Un día, paseando, Manuel encontró la plaza más o menos redonda. Desde entonces, acude puntualmente a ella todas las tardes. Se sienta en un banco y abre la bolsa de plástico donde lleva un trozo de pan, que desmigaja para que puedan comerlo los cien gorriones que viven en los siete árboles. Algunos pajarillos se atreven incluso a picotear en la palma pétrea de su mano.



Manuel siente que los cien gorriones le necesitan. De vez en cuando pasan por la plaza más o menos redonda los guardias. Pasan frente a Lola y Braulio, los gitanos que venden melones, pero no les dicen nada. Los guardias recuerdan el día en que les quitaron la fruta por vender sin licencia y Manuel comenzó a defenderlos. Al final, todo el barrio se puso de su parte y los guardias tuvieron que meterse a toda prisa en su coche con luces y sirenas y marcharse de allí.



Manuel piensa que Lola y Braulio le necesitan. Si alguien recrimina a los niños cuando encenagan la fuente y forman un charco, Manuel se levanta del banco muy enfadado y grita: "¡Dejen a los niños en paz! ¡Los niños tienen que jugar!" Los niños quieren a Manuel y a veces le han invitado a jugar con ellos.

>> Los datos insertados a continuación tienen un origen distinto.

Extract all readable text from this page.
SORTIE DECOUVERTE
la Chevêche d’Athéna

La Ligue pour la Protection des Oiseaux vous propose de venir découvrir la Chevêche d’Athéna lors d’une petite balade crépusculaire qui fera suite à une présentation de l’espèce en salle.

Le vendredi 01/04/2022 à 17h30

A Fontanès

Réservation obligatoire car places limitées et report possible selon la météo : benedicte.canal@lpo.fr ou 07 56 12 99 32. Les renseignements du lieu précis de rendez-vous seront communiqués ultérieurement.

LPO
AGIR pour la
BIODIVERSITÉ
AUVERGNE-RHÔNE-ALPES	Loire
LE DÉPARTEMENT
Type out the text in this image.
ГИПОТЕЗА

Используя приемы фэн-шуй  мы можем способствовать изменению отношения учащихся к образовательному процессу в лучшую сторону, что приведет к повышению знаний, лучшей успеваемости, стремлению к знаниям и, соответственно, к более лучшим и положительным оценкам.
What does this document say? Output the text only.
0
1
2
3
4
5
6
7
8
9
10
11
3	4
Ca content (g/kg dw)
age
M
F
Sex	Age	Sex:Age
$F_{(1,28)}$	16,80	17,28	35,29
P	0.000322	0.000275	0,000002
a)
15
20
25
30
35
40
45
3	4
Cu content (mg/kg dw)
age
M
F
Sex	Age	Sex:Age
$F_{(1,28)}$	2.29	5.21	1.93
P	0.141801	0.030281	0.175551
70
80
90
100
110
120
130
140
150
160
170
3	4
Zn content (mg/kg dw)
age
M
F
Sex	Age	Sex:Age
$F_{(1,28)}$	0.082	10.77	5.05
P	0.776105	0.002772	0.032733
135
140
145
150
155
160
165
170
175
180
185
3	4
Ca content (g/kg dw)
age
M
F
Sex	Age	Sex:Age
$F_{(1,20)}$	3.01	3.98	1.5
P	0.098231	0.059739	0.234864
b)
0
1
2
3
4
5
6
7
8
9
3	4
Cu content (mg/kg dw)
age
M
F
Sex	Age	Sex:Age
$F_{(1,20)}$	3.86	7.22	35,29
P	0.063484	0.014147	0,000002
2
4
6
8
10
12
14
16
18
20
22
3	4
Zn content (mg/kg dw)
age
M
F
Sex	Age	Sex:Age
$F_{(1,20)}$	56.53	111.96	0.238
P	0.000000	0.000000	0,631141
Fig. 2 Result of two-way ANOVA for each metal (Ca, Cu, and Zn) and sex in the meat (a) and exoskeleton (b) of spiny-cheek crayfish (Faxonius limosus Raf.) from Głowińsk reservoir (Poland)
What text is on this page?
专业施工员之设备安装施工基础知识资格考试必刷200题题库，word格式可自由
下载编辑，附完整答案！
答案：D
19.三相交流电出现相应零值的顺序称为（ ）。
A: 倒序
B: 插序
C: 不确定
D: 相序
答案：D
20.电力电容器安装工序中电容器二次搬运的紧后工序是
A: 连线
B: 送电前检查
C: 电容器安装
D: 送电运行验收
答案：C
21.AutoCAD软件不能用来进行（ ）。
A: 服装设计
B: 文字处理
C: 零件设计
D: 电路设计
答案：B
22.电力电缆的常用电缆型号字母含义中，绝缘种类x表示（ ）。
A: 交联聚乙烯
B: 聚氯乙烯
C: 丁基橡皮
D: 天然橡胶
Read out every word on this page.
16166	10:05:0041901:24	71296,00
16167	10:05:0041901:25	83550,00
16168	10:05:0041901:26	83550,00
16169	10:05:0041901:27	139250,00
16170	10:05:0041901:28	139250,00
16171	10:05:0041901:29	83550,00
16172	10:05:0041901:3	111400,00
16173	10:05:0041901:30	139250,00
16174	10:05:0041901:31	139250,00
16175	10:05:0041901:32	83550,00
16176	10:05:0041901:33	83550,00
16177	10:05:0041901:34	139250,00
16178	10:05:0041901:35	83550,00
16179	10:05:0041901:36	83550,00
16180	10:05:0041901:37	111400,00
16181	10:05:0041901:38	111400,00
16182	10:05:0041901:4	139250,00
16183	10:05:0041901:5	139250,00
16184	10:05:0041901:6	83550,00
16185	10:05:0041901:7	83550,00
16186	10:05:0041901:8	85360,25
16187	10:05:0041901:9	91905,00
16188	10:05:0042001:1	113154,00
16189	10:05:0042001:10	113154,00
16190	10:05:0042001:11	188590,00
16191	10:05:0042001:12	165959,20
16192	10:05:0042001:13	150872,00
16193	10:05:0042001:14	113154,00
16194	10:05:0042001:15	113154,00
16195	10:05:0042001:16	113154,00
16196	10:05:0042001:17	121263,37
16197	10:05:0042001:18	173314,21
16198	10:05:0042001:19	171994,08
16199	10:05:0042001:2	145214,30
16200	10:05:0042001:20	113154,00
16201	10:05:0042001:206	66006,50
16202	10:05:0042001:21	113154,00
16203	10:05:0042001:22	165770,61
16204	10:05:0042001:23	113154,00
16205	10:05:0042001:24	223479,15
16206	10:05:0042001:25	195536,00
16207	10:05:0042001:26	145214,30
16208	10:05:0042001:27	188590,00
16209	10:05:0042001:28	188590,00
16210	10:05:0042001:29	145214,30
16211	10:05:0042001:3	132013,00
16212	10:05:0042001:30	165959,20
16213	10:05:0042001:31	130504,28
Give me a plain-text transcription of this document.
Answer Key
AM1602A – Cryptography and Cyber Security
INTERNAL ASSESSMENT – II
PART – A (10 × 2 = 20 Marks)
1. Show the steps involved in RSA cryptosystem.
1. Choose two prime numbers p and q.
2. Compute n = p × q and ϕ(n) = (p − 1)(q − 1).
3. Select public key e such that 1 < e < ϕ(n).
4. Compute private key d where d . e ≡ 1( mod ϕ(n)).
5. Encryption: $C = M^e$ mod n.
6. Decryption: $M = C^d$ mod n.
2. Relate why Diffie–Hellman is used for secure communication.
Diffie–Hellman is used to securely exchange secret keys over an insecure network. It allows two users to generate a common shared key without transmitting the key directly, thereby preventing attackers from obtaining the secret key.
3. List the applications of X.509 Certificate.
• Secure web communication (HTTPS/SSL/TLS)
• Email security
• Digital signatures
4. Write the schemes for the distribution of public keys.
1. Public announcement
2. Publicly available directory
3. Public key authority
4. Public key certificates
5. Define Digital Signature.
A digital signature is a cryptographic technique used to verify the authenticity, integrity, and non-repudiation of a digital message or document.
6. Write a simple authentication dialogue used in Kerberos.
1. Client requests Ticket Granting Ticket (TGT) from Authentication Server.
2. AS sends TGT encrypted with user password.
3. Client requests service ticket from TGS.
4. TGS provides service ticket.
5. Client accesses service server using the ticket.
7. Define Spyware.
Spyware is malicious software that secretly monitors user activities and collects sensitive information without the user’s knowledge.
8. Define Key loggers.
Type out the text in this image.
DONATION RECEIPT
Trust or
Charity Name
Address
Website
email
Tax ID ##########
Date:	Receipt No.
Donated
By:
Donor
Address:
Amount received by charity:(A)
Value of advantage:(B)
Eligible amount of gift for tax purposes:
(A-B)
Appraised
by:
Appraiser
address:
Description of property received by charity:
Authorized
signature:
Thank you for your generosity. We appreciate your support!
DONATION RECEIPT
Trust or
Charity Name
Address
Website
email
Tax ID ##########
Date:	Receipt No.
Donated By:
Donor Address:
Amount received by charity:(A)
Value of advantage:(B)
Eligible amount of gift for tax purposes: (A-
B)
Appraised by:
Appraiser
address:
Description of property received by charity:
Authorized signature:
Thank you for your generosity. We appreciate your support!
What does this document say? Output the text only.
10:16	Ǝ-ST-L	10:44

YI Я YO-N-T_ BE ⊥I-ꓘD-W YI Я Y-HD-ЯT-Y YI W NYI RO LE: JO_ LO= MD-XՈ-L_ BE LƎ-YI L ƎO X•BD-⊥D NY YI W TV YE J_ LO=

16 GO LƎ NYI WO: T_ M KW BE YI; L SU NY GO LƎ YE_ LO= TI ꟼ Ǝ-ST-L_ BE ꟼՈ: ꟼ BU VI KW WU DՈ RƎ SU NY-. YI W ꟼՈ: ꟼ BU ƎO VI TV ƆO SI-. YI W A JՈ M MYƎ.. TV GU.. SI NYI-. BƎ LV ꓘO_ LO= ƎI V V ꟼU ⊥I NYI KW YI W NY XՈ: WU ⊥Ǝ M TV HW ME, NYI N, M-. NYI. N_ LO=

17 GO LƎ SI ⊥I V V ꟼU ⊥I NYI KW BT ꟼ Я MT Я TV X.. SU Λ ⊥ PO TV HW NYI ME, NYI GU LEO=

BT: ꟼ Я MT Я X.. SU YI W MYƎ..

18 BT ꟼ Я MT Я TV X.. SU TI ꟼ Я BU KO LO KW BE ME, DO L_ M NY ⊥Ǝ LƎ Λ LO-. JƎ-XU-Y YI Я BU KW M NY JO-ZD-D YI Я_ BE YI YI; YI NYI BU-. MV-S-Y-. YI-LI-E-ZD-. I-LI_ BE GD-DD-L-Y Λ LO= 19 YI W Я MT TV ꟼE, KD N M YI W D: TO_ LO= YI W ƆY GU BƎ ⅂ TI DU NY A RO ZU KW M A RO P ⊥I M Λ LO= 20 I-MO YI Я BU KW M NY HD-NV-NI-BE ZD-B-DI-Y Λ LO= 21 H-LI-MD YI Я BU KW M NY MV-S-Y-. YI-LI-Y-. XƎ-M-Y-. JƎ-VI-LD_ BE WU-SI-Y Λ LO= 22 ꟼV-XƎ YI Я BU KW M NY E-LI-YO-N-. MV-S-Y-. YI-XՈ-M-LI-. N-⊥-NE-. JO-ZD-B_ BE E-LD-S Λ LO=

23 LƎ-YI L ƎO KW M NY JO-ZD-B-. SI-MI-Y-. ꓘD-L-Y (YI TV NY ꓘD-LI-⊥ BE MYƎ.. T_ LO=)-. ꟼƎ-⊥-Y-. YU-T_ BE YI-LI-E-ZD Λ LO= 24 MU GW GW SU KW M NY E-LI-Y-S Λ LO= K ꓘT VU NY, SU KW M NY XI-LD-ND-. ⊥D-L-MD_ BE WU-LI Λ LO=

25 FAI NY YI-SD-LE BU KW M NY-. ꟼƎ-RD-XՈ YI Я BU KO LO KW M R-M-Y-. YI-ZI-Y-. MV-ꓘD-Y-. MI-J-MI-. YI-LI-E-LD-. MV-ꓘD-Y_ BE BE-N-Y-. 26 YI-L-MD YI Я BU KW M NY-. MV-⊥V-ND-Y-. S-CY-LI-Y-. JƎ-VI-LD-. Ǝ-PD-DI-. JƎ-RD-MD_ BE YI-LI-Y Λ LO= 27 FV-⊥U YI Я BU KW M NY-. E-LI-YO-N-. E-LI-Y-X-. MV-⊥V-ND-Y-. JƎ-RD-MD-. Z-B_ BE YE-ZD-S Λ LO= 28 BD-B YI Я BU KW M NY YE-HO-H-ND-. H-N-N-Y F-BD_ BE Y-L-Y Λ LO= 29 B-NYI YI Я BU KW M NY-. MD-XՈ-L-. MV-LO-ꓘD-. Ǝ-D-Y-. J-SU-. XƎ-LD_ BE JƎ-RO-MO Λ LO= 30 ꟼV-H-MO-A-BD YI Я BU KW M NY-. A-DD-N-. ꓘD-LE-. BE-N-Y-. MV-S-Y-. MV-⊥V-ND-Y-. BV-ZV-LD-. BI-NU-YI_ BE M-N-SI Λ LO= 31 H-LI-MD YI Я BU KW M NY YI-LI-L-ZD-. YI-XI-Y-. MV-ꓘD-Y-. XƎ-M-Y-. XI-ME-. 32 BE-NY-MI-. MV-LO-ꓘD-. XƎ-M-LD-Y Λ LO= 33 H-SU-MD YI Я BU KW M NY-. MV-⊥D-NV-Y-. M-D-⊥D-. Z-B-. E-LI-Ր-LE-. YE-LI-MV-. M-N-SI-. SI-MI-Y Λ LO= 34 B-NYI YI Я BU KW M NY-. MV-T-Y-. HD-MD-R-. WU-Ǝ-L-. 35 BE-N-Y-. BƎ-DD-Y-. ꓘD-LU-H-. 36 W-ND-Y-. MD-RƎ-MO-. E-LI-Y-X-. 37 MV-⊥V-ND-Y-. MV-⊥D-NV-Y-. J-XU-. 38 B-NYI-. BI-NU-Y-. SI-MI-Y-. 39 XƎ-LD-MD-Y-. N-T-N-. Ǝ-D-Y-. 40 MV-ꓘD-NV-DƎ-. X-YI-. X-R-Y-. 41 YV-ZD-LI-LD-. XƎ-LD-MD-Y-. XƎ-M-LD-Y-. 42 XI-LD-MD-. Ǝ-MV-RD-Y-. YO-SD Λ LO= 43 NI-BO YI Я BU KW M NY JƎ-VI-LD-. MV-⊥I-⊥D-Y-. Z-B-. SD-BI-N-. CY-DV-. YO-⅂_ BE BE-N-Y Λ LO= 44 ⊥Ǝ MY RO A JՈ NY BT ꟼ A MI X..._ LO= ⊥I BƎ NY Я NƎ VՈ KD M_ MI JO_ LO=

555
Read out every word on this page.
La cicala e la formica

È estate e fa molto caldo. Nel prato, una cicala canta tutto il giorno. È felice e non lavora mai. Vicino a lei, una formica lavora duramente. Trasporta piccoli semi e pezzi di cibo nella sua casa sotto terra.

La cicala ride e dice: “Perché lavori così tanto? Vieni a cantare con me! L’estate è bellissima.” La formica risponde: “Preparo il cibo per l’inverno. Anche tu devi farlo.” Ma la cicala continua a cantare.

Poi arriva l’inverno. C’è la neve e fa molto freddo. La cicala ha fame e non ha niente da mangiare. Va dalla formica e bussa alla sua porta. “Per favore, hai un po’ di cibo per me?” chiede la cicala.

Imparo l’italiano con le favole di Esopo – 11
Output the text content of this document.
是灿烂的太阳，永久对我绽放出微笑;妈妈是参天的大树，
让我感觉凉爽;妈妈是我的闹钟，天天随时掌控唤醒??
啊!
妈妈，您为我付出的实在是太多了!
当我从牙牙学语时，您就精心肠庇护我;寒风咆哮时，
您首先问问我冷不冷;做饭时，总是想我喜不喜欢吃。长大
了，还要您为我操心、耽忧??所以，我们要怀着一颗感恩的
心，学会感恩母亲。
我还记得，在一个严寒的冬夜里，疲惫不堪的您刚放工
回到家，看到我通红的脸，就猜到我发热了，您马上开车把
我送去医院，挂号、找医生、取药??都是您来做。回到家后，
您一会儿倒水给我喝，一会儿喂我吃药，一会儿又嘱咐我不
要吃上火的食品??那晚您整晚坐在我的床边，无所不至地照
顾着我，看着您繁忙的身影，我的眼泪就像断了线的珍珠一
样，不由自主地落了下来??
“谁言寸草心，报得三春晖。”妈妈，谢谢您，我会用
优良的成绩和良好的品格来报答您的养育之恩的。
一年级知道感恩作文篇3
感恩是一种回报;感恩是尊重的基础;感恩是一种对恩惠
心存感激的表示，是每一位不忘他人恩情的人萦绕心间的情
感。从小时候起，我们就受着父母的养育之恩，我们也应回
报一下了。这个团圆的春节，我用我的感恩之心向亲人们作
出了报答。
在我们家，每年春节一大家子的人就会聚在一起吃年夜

Manuel piensa que los niños le necesitan. También piensa que le necesitan los enamorados que se besan en los bancos y pintan sobre los respaldos corazones atravesados por las flechas del amor.



Y cuando se encienden las cinco farolas, al atardecer, Manuel se levanta del banco y regresa hacia la casa de su hijo Manolo, vertical y pequeña, con su nuera tan hacendosa, con sus nietos que no se despegan del televisor, en medio de aquel barrio tan grande y sin tierra firme.



Y mientras se esfuerza por mover sus piernas, habla en voz alta con Elia:



Tendrás que esperar un poco más. Esta plaza más o menos redonda es lo único con sentido que le queda a este barrio. Y temo que, si yo me marcho, desaparezca también. Tengo que quedarme un poco más, pero no te impacientes, cariño.